Incidence and Risk Factors of Sepsis in Hemodialysis Patients in the United States

Satinderjit Locham, Isaac Naazie, Joseph Canner, Jeffrey Siracuse, Omar Al-Nouri, Mahmoud Malas
Journal of Vascular Surgery 2020 July 21

BACKGROUND: Sepsis is one the most serious and life-threatening complication in patients with chronic hemodialysis access (HD). Arteriovenous fistula (AVF) use is associated with lower risk of infection. However, several prior studies identified significantly higher number of patients initiating hemodialysis using catheter (HC) or graft (AVG). The aim of this study is to use a large national Renal Database to report the incidence and risk factors of Sepsis in patients with end stage renal disease (ESRD) initiating hemodialysis access using AVF, AVG or HC in the United States.

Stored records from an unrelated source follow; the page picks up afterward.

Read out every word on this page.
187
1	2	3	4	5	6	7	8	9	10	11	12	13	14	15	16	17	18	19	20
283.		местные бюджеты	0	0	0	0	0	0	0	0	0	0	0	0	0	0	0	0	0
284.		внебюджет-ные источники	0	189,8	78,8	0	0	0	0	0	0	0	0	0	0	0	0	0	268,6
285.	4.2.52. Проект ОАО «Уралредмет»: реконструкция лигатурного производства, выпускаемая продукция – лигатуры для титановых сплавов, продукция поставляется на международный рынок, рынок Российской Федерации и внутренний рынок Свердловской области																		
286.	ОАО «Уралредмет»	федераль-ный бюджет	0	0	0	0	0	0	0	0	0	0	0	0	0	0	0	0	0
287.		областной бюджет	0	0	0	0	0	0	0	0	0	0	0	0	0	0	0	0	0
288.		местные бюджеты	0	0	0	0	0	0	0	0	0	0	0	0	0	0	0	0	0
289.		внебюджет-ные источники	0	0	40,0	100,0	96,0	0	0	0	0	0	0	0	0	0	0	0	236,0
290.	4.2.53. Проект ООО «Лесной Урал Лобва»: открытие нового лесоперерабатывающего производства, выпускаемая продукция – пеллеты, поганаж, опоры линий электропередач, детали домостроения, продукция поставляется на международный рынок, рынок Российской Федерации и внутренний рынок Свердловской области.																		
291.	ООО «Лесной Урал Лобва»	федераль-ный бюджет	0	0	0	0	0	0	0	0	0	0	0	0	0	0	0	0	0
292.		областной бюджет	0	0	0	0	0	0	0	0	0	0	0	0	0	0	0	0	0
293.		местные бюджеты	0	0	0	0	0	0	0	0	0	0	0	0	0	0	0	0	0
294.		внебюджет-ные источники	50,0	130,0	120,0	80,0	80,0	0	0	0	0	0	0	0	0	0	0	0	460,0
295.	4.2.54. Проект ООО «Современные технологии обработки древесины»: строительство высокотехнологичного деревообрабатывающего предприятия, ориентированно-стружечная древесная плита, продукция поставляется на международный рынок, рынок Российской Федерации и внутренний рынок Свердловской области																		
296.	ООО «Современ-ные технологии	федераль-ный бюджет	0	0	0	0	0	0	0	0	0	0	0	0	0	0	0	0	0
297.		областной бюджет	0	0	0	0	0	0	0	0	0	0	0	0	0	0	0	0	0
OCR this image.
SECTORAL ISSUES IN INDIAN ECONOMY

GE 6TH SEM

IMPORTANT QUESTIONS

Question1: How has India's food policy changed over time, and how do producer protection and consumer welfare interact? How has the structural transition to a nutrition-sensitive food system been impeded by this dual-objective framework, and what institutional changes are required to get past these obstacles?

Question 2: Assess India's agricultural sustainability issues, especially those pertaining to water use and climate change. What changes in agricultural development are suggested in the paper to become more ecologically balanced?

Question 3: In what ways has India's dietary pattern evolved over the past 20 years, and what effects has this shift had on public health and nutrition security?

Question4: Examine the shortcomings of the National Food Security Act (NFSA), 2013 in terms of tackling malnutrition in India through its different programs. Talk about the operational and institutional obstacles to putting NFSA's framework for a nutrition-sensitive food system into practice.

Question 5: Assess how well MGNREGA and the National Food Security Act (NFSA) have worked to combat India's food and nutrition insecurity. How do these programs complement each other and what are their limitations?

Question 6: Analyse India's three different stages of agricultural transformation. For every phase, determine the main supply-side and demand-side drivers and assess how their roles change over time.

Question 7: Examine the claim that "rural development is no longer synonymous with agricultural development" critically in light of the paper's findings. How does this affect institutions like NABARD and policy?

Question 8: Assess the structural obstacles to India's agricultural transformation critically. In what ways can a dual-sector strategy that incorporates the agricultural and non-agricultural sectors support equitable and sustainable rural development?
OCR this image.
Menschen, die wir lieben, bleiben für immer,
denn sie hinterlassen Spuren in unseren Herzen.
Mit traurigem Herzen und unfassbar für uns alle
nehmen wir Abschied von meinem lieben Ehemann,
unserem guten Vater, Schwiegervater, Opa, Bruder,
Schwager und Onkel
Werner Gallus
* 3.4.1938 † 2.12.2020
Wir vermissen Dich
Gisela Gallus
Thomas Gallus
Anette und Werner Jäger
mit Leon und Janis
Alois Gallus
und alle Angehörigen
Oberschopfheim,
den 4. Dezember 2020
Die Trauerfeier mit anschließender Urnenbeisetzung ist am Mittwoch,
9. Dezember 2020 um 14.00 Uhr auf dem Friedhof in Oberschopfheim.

METHODS: All ESRD patients initiating HD access (AVF, AVG, HC) between 1/1/2006 and 12/31/2014 in United States Renal Data System (USRDS) were included. ICD-9-CM diagnosis code (038x, 790.7) was used to identify patients that developed first onset of sepsis during follow-up. Standard univariate (Students t-test, Chi-square, Kaplan-Meier) and multivariable (Logistic/Cox-regression) analysis was performed as appropriate.

RESULTS: A total of 870,571 patients were identified. Of which, 29.8% (N=259,686) developed Sepsis. HC (31.2%) and AVG (30.6%) were associated with higher number of septic cases compared to AVF (22.9%) (P<.001). The incident rate of sepsis was 12.66 episodes per 100 person-years. Of which, it was the highest among HC vs. AVG vs. AVF (13.86 vs. 11.49 vs. 8.03 per 100 person-years). Patients with sepsis were slightly older (mean age (S.D.): 65.09(14.49) vs. 63.24(15.17)) and had higher number of comorbidities including obesity (40.7% vs. 37.7%), congestive heart failure (36.6% vs. 30.8%), peripheral arterial disease (15.6% vs. 12.4%), and diabetes (59.6% vs. 53.5%) (All P<.001). After adjusting for potential confounders, compared to AVF, patients with AVG (HR(95% CI): 1.35(1.31-1.40)) and HC (HR(95% CI): 1.80(1.77-1.84)) were more likely to develop sepsis at 3 years (Both P<.001). Compared to patients with no sepsis, sepsis was associated with three folds increase odds of mortality (OR(95%CI): 3.16(3.11-3.21), p<.001). Additionally, in patients that developed sepsis, AVF use was associated with significantly lower mortality compared to AVG and HC (73.7% vs. 78.7% and 78.0%, P<.001). After adjusting for significant covariates, compared to AVF, mortality at 1 year following sepsis was 21% higher in AVG (HR(95% CI): 1.21(1.15-1.28), p<.001) and nearly doubled in HC (HR(95% CI): 1.94(1.88-2.00), P<.001).

CONCLUSION: Sepsis risk in HD patients is clearly related to access type and is associated with dramatic increase in mortality. Initiating HD access with AVF to meet the National Kidney Foundation Kidney Disease Outcomes Quality (NFK-KDOQI) recommendations should be implemented to reduce the incidence of sepsis and improve survival in ESRD patients.